Up to 16 Canadians were treated at Winnipeg area emergency rooms between Aug. 1 and 16 for E. coli symptoms. One case was confirmed.

The investigation centers on potential exposure at the Russian pavilion during the now ended Folklorama.  Winnipeg health officials believe most people got sick from eating at the Russian pavilion during the first week of August.

Dr. Pierre Plourde said virtually everyone infected with E. coli named the Russian pavilion as a place where they ate and drank.

The precise source of the outbreak still is not known.  The menu at the Russian pavilion included several items that contained ground beef, a common source of E. coli infections.

Until the current outbreak, Winnipeg had seen only nine cases of E. coli since January. Plourde said because E. coli outbreaks are rare, health officials are very aggressive about investigating them.

And although Folklorama concluded its run last week, officials are concerned that secondary transmission by people who went to the event could still be spreading the pathogen.  Plourde said the known cases might be only the tip of the iceberg.

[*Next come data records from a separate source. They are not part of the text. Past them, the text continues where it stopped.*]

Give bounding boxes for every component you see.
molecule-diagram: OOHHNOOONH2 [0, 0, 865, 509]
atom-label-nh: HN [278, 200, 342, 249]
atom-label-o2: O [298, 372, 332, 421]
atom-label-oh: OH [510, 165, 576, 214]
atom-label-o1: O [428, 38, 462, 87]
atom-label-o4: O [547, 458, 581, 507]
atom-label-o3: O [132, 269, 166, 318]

Most of the Winnipeg E. coli victims reported having severe diarrhea and abdominal cramps.   Because E. coli bacteria can be transferred from person to person, Canadian officials are urging people to thoroughly wash their hands after using the toilet.

While most of the victims were treated at the end of the festival, the mother of one said Winnipeg health officials should have gotten word out about the outbreak earlier, before Folklorama ended.  She declined to be identified.

This was the first time in 41 years that Folklorama has been associated with an outbreak of foodborne illness, according to Ron Gauthier, who produces the event.

Sofia Barklon, who managed the Russian pavilion, said none of the volunteers or performers got sick and they ate at the exhibit three times a day.  She also said the Russian food sold out every night so there was not much for health inspectors to test.